Sixth Circuit Finds No Error With Officer Saying a Drug-Trafficker’s Amount of Drugs Was Recovered From Defendant’s Vehicle
Federal Rule of Evidence 704(b) provides that
In a criminal case, an expert witness must not state an opinion about whether the defendant did or did not have a mental state or condition that constitutes an element of the crime charged or of a defense. Those matters are for the trier of fact alone.
So, does the State violate Rule 704(b) by having an officer testify that the amount of drugs recovered from a defendant’s vehicle constituted a drug-trafficker’s amount?

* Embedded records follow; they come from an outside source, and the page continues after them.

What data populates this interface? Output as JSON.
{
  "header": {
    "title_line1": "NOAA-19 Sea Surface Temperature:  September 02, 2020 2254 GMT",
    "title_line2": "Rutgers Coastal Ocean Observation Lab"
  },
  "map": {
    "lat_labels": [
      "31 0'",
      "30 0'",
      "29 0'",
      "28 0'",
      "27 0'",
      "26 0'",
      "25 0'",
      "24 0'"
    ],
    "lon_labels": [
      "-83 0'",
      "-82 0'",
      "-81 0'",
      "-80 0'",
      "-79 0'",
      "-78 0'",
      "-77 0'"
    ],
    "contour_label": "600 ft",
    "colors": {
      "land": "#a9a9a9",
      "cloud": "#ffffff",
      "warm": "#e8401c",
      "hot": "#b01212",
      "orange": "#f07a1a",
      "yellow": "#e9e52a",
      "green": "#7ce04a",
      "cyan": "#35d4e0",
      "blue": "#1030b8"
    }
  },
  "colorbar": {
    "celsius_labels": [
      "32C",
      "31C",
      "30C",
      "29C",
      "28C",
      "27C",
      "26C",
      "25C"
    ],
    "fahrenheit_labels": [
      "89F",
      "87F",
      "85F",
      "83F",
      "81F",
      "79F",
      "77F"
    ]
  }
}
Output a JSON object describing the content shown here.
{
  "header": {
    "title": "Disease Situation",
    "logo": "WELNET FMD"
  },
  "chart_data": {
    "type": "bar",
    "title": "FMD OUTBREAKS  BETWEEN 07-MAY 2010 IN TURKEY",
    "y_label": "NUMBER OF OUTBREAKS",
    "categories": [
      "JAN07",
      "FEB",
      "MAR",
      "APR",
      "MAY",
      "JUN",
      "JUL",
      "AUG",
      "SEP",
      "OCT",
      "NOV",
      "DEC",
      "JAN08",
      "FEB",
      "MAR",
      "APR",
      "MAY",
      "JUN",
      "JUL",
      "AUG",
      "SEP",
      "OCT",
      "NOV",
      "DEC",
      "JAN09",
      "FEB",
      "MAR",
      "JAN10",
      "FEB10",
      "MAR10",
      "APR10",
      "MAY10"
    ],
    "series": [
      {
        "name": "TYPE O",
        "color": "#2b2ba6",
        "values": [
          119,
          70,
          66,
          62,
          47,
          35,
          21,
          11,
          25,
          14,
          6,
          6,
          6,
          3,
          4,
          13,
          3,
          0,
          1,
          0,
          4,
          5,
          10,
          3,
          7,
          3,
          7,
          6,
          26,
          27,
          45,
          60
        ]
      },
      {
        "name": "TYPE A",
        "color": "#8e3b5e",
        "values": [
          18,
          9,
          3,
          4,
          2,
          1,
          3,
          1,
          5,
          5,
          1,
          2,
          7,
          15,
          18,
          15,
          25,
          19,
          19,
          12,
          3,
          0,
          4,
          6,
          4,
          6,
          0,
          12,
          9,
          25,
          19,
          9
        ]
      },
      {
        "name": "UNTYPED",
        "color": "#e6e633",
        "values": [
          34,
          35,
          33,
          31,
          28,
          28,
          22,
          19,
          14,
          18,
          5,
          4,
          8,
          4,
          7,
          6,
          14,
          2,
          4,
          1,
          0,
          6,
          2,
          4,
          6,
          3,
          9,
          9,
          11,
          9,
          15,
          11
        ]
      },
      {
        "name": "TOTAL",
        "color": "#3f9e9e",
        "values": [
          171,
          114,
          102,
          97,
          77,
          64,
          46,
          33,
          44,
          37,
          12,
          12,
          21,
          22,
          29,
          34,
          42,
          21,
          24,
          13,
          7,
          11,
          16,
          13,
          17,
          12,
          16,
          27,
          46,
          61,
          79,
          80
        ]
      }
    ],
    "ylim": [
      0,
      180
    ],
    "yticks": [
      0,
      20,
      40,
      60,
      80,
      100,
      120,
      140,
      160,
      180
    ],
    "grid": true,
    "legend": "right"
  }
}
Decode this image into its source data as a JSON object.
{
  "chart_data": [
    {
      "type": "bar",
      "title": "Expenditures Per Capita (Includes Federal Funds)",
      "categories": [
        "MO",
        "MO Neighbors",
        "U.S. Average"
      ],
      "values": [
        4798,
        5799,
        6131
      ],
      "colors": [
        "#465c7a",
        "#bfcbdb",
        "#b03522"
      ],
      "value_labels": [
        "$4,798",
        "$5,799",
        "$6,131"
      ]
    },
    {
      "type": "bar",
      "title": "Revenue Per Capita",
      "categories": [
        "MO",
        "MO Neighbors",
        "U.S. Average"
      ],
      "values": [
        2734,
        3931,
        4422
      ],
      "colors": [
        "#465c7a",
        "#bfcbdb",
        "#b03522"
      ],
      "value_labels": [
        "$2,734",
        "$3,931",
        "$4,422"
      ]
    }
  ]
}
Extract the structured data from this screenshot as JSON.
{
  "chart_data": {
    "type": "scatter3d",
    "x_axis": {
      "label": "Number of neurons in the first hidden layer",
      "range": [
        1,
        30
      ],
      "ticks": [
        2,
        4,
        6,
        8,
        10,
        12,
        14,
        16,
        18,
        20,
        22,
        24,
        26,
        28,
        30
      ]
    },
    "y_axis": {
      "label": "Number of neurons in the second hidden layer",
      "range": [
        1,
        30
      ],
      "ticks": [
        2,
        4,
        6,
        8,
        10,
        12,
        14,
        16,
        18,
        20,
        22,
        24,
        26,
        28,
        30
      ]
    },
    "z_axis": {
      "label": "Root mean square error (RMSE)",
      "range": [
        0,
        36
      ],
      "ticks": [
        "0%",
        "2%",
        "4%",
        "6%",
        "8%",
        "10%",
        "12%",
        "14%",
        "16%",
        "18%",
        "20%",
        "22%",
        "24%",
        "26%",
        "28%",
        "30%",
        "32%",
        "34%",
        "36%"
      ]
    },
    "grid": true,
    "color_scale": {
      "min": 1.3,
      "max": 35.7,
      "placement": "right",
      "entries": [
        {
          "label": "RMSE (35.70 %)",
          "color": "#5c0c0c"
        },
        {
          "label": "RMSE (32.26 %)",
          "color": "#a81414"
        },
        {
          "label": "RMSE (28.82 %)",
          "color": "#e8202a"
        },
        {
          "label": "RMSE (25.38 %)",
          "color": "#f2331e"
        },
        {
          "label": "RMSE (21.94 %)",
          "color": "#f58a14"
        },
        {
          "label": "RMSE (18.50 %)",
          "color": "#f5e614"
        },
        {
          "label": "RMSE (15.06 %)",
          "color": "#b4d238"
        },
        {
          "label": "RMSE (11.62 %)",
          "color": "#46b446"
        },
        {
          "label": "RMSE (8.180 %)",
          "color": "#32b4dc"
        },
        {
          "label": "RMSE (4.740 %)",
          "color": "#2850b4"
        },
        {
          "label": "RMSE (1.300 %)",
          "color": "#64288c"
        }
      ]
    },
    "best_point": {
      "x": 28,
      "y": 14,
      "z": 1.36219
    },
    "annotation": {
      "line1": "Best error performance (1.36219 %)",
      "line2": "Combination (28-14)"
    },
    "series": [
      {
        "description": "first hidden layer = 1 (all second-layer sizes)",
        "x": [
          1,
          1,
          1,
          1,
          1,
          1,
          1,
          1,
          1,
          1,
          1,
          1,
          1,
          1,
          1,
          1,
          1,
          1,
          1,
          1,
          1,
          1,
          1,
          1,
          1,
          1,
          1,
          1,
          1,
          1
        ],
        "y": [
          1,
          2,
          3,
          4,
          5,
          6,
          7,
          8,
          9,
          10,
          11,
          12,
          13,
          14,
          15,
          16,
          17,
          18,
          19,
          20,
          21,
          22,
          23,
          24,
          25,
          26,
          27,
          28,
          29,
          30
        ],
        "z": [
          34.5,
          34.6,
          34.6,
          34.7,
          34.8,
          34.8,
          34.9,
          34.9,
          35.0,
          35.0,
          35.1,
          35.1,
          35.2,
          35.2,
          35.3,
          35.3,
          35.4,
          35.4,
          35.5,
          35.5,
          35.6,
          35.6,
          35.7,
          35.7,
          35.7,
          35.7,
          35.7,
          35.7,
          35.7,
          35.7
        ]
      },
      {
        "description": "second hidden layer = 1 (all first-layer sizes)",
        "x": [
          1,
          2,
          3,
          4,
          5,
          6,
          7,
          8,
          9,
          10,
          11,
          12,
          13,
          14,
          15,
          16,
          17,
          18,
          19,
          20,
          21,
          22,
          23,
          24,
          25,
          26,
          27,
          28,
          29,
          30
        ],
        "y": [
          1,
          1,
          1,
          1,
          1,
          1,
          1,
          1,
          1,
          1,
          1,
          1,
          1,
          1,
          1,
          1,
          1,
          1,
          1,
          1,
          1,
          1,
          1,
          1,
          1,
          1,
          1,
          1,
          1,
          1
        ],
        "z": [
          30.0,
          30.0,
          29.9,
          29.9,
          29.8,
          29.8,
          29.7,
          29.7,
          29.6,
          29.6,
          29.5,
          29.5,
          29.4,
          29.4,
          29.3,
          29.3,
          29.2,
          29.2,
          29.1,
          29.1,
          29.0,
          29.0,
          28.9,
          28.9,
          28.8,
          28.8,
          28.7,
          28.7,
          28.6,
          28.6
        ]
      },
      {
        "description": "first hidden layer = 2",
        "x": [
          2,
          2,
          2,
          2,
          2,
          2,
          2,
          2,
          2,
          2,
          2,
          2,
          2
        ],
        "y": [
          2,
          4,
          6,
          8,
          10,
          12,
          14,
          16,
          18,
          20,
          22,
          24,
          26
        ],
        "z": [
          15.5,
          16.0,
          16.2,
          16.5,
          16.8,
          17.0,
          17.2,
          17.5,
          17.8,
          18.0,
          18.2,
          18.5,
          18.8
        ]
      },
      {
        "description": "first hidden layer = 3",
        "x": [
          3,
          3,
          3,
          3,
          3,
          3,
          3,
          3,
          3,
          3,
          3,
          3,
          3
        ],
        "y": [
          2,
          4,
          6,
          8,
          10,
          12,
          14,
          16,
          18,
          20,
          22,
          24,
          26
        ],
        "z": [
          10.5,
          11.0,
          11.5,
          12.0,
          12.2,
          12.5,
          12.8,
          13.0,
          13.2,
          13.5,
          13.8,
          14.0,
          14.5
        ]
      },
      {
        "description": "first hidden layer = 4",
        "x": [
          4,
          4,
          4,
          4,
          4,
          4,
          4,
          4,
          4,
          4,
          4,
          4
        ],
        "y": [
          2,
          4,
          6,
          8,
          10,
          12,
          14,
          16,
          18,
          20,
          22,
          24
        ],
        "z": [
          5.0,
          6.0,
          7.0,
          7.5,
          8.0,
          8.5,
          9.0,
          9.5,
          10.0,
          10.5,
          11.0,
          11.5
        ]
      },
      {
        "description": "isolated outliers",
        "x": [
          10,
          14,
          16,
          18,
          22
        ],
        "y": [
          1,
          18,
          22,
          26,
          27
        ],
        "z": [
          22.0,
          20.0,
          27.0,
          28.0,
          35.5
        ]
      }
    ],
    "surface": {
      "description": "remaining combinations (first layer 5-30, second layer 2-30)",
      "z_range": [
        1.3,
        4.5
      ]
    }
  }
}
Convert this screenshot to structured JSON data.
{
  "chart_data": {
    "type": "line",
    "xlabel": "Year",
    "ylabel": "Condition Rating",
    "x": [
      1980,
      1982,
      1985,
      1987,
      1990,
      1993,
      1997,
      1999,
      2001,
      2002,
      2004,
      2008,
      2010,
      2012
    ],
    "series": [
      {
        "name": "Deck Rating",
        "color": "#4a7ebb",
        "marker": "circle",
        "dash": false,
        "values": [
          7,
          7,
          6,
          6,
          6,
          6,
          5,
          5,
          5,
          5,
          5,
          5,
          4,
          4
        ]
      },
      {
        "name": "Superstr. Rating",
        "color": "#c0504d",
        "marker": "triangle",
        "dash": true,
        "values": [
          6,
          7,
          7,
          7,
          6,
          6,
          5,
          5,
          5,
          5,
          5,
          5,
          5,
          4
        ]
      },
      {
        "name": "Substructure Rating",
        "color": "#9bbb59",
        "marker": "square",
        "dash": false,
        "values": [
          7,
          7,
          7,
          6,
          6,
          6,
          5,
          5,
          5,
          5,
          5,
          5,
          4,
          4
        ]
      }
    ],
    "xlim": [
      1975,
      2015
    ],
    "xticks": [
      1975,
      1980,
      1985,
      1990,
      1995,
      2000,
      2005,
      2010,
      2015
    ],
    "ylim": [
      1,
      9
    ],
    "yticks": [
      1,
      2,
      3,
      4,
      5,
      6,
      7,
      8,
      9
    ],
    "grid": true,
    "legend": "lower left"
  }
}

That was the question addressed by the Sixth Circuit in its opinion today in United States v. Hall, 2021 WL 5933100 (6th Cir. 2021).
In Hall, because the defense did not object to the officer’s testimony, the Sixth Circuit reviewed for plain error. And the court concluded that
Neither the government’s question nor Smith’s response explicitly referenced Franklin’s intent. Rather, after establishing that 500 grams of cocaine and 300 grams of heroin constitutes a drug-trafficker’s amount, Smith defined the term “distribution amount” as “someone that’s trying to get rid of a lot of dope, it’s not just a guy selling just an ounce and two ounces in the house and breaking it down to 10s, 20s.” Given that this court has reiterated that an officer is permitted to testify that certain quantities of narcotics are consistent with drug distribution rather than personal use, the district court did not plainly err in permitting Smith to testify that 500 grams of cocaine and 300 grams of heroin constitute a drug-trafficker’s amount.
I disagree with the court’s conclusion. The officer himself effectively testified that the amount of drugs showed that someone — the defendant — was trying to sell a lot dope. That seems to fall firmly within the exclusion of Rule 704(b).